Hogan resides in Government House in Annapolis and his private residence in Anne Arundel County along with his wife Yumi, a Korean-American Artist and adjunct instructor at Maryland Institute College of Art. The couple met in 2001 and married in 2004. Yumi is the mother of three adult daughters – Kim Velez, Jaymi Sterling, and Julie Kim. Hogan's brother, Patrick N. Hogan, represented a Frederick County district in the Maryland House of Delegates from 2003 to 2007 and 2011 to 2015.

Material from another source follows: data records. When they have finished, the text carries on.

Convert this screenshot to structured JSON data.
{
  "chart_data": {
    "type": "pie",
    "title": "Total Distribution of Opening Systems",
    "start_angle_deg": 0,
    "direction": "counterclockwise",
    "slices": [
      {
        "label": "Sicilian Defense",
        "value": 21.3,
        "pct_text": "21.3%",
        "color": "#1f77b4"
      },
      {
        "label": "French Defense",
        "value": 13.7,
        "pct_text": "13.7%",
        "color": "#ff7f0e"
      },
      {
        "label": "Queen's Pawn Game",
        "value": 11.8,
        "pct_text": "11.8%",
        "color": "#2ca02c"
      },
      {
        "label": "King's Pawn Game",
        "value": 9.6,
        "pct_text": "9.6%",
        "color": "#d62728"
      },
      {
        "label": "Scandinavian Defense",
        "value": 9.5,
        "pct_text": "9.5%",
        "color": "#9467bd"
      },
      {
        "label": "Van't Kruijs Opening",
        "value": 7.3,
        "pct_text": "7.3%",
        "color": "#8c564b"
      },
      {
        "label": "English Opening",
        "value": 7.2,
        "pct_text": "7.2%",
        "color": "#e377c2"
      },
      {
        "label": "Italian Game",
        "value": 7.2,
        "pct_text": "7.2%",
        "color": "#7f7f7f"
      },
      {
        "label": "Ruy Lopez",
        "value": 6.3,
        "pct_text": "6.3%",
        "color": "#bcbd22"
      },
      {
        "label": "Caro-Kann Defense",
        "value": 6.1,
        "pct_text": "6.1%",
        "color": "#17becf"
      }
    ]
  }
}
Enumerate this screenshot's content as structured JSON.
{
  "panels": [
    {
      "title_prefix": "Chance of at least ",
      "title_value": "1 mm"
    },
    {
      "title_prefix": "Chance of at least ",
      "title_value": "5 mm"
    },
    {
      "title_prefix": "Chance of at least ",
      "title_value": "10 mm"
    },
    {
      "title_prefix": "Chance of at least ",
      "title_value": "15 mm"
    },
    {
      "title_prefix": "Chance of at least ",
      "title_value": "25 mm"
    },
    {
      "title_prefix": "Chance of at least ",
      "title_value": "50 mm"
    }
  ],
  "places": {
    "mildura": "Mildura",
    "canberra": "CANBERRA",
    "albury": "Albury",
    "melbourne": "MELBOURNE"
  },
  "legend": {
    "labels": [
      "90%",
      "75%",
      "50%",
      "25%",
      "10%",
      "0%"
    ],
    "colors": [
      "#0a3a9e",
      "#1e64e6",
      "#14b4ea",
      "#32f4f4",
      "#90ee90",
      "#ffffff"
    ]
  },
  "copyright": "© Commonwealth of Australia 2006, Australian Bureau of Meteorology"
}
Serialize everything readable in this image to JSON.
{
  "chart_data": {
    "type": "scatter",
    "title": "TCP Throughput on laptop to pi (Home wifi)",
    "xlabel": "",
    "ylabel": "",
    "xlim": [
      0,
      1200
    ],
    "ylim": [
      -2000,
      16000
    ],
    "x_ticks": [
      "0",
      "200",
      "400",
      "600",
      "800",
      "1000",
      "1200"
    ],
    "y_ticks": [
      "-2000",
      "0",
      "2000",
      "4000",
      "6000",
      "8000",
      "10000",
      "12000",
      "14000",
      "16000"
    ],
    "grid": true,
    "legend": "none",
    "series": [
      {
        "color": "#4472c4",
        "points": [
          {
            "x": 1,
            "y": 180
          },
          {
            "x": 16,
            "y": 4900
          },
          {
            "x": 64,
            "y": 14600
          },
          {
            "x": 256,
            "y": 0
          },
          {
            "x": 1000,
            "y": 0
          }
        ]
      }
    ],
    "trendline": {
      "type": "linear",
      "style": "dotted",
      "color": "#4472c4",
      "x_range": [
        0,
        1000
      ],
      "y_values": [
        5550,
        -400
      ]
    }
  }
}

Hogan took a temporary leave of absence from his Business to serve as Secretary of Appointments in the Bob Ehrlich Administration from 2003 to 2007. In this capacity, Hogan appointed over 7,000 individuals to positions at every level of government.
Hogan announced his campaign for governor of Maryland on January 21, 2014. On January 29, 2014, Hogan announced his running mate, former Maryland Secretary of General Services Boyd Rutherford. On June 24, 2014, Hogan and Rutherford won the Republican primary, receiving 43% of the vote. They faced and defeated the Democratic nominee, Lt. Governor Anthony Brown on November 4, 2014.

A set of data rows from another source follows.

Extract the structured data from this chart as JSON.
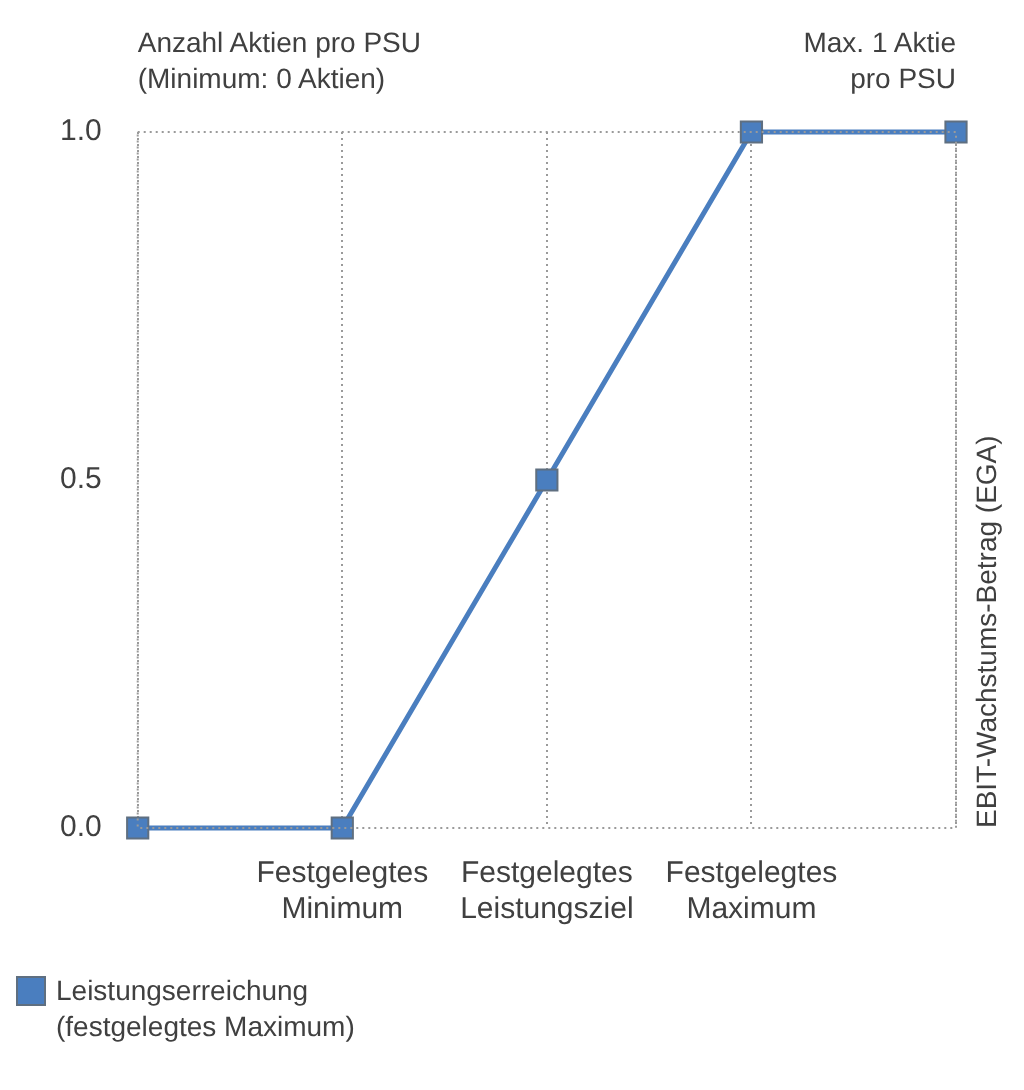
{
  "chart_data": {
    "type": "line",
    "ylabel": "Anzahl Aktien pro PSU\n(Minimum: 0 Aktien)",
    "y2label": "EBIT-Wachstums-Betrag (EGA)",
    "annotations": [
      "Max. 1 Aktie\npro PSU"
    ],
    "categories": [
      null,
      "Festgelegtes Minimum",
      "Festgelegtes Leistungsziel",
      "Festgelegtes Maximum",
      null
    ],
    "series": [
      {
        "name": "Leistungserreichung\n(festgelegtes Maximum)",
        "color": "#4a7ebf",
        "values": [
          0,
          0,
          0.5,
          1,
          1
        ]
      }
    ],
    "ylim": [
      0,
      1
    ],
    "yticks": [
      {
        "value": 0,
        "label": "0.0"
      },
      {
        "value": 0.5,
        "label": "0.5"
      },
      {
        "value": 1,
        "label": "1.0"
      }
    ],
    "grid": "x",
    "legend": "bottom left",
    "marker": "square",
    "line_style": "solid"
  }
}
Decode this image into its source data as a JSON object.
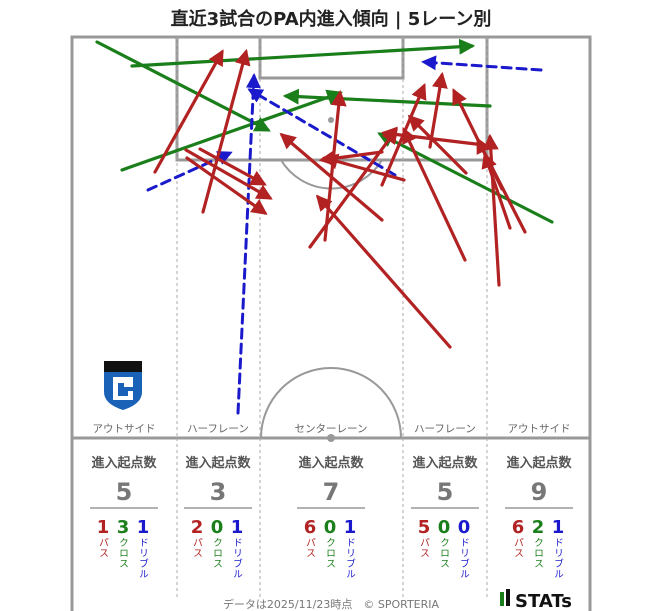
{
  "title": "直近3試合のPA内進入傾向 | 5レーン別",
  "lane_names": [
    "アウトサイド",
    "ハーフレーン",
    "センターレーン",
    "ハーフレーン",
    "アウトサイド"
  ],
  "stat_header": "進入起点数",
  "type_labels": {
    "pass": "パス",
    "cross": "クロス",
    "dribble": "ドリブル"
  },
  "colors": {
    "pass": "#b22222",
    "cross": "#1a7f1a",
    "dribble": "#1a1acc",
    "field_line": "#999999",
    "lane_line": "#aaaaaa"
  },
  "footer": "データは2025/11/23時点　© SPORTERIA",
  "brand": "STATs",
  "logo_icon": "club-crest-icon",
  "chart_data": {
    "type": "arrow-map",
    "lanes": [
      {
        "name": "アウトサイド",
        "total": 5,
        "pass": 1,
        "cross": 3,
        "dribble": 1
      },
      {
        "name": "ハーフレーン",
        "total": 3,
        "pass": 2,
        "cross": 0,
        "dribble": 1
      },
      {
        "name": "センターレーン",
        "total": 7,
        "pass": 6,
        "cross": 0,
        "dribble": 1
      },
      {
        "name": "ハーフレーン",
        "total": 5,
        "pass": 5,
        "cross": 0,
        "dribble": 0
      },
      {
        "name": "アウトサイド",
        "total": 9,
        "pass": 6,
        "cross": 2,
        "dribble": 1
      }
    ]
  }
}
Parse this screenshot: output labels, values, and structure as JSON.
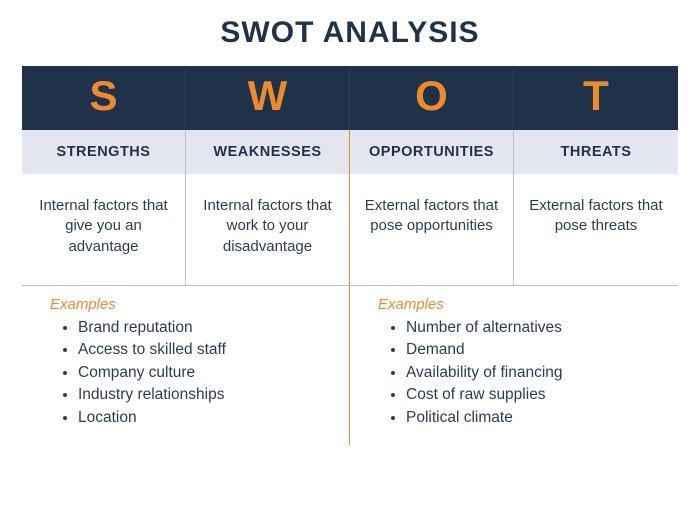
{
  "title": "SWOT ANALYSIS",
  "style": {
    "type": "infographic",
    "navy": "#1f3249",
    "orange": "#ec8a2e",
    "subheader_bg": "#e3e6ef",
    "body_text_color": "#2a3c55",
    "grid_border_color": "#bfbfbf",
    "center_divider_color": "#ec8a2e",
    "title_fontsize": 30,
    "letter_fontsize": 42,
    "subtitle_fontsize": 14.5,
    "desc_fontsize": 15,
    "bullet_fontsize": 15.5,
    "columns": 4
  },
  "cols": [
    {
      "letter": "S",
      "subtitle": "STRENGTHS",
      "desc": "Internal factors that give you an advantage"
    },
    {
      "letter": "W",
      "subtitle": "WEAKNESSES",
      "desc": "Internal factors that work to your disadvantage"
    },
    {
      "letter": "O",
      "subtitle": "OPPORTUNITIES",
      "desc": "External factors that pose opportunities"
    },
    {
      "letter": "T",
      "subtitle": "THREATS",
      "desc": "External factors that pose threats"
    }
  ],
  "examples": {
    "label": "Examples",
    "left": [
      "Brand reputation",
      "Access to skilled staff",
      "Company culture",
      "Industry relationships",
      "Location"
    ],
    "right": [
      "Number of alternatives",
      "Demand",
      "Availability of financing",
      "Cost of raw supplies",
      "Political climate"
    ]
  }
}
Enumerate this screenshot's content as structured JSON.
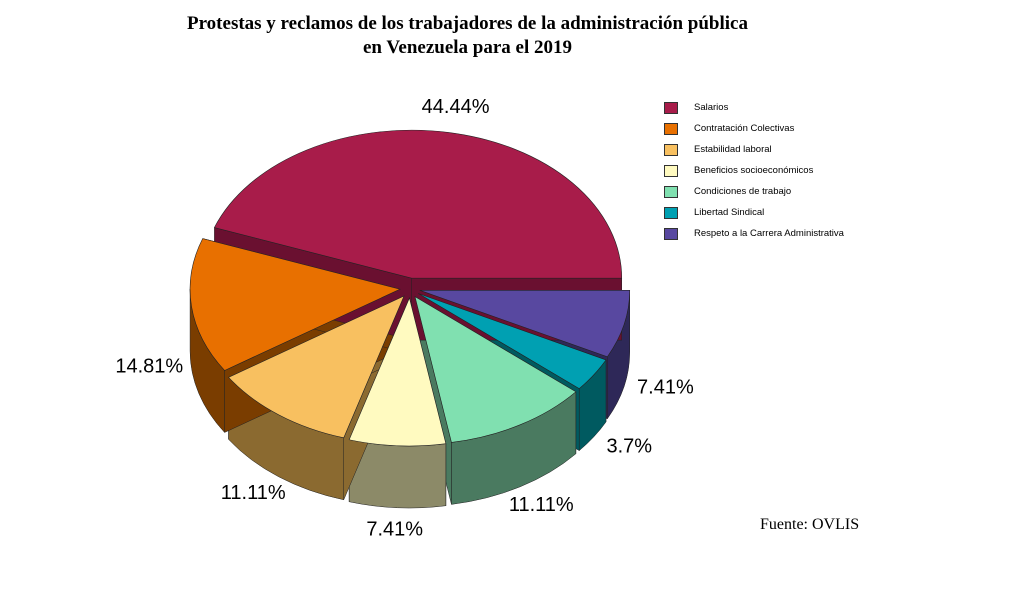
{
  "chart_data": {
    "type": "pie",
    "title": "Protestas y reclamos de los trabajadores de la administración pública en Venezuela para el 2019",
    "title_lines": [
      "Protestas y reclamos de los trabajadores de la administración pública",
      "en Venezuela para el 2019"
    ],
    "categories": [
      "Salarios",
      "Contratación Colectivas",
      "Estabilidad laboral",
      "Beneficios socioeconómicos",
      "Condiciones de trabajo",
      "Libertad Sindical",
      "Respeto a la Carrera Administrativa"
    ],
    "values": [
      44.44,
      14.81,
      11.11,
      7.41,
      11.11,
      3.7,
      7.41
    ],
    "labels": [
      "44.44%",
      "14.81%",
      "11.11%",
      "7.41%",
      "11.11%",
      "3.7%",
      "7.41%"
    ],
    "colors": [
      "#a81c4a",
      "#e87000",
      "#f8c060",
      "#fffac0",
      "#80e0b0",
      "#00a0b2",
      "#5848a0"
    ],
    "side_colors": [
      "#6a1030",
      "#7a3d00",
      "#8b6a30",
      "#8c8a68",
      "#4a7a60",
      "#005a60",
      "#2e2858"
    ],
    "legend_position": "right",
    "source": "Fuente: OVLIS"
  }
}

In June 2015, Hogan announced that he had been diagnosed with stage 3 non-Hodgkins lymphoma and was undergoing treatment. He completed 18 weeks of intensive chemotherapy and announced in November 2015 that the cancer was in remission. He underwent his last chemo treatment in October 2016.
In December 2016, Hogan proposed state legislation to require large companies (those with 50 or more employees) to provide five days a year of paid sick leave. Hogan's bill was less expansive than legislation passed by the Democratic-controlled House of Delegates; it also would have preempted local legislation that was more generous to employees, such as mandated paid sick leave required by Montgomery County. In the legislature, Hogan's proposal failed to advance out of committee, and the House of Delegates passed more expansive legislation that would require companies with 15 employees or more to give seven paid sick-leave days a year, requires companies with fewer than 15 employees to provide five days of unpaid sick leave, and would afford benefits for part-time employees.

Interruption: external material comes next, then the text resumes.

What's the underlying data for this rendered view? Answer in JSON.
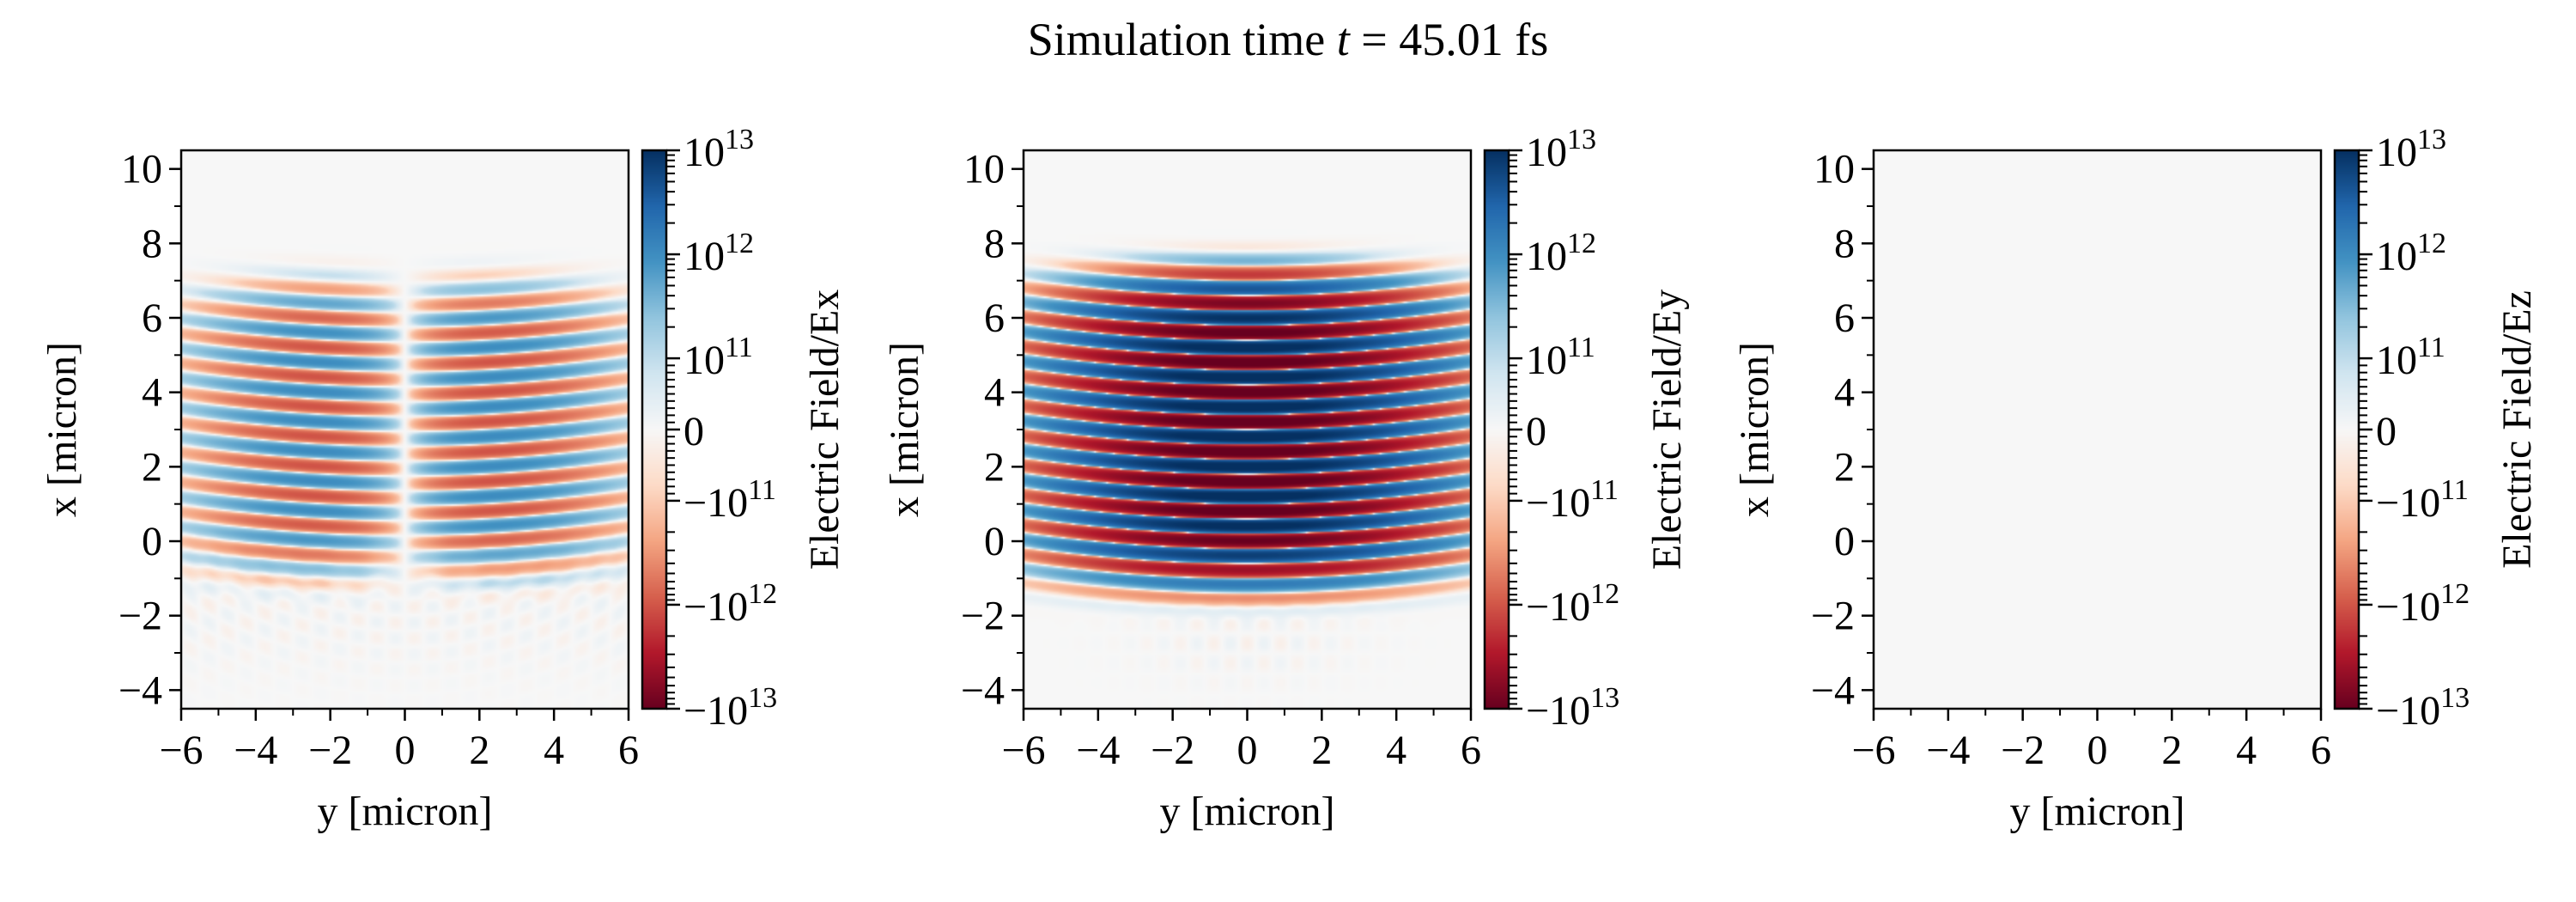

In March 2017, it was discovered that Hogan staffers altered headlines of Baltimore Sun and DelmarvaNow articles posted in the governor's Facebook page to falsely imply General Assembly support for the Governor's so-called "Road Kill Bill"; after the Sun contacted the governor's office about the doctored headlines, the governor's office rectified the Problem.
The anticipated reduction in Purple Line costs, combined with the availability of funding allocated for the Red Line, made it possible for the Hogan administration to commit to $1.97 billion for highways and bridges across the state of Maryland, including rural areas in both Western Maryland and the Eastern Shore, as well as the densely populated counties near Baltimore and Washington D.C. The projects, which will get underway by 2018, include $1.35 billion in new projects going to construction and $625 million in preserved projects. The $1.35 billion in new projects includes $845 million for major projects and $500 million to fix bridges and improve roads.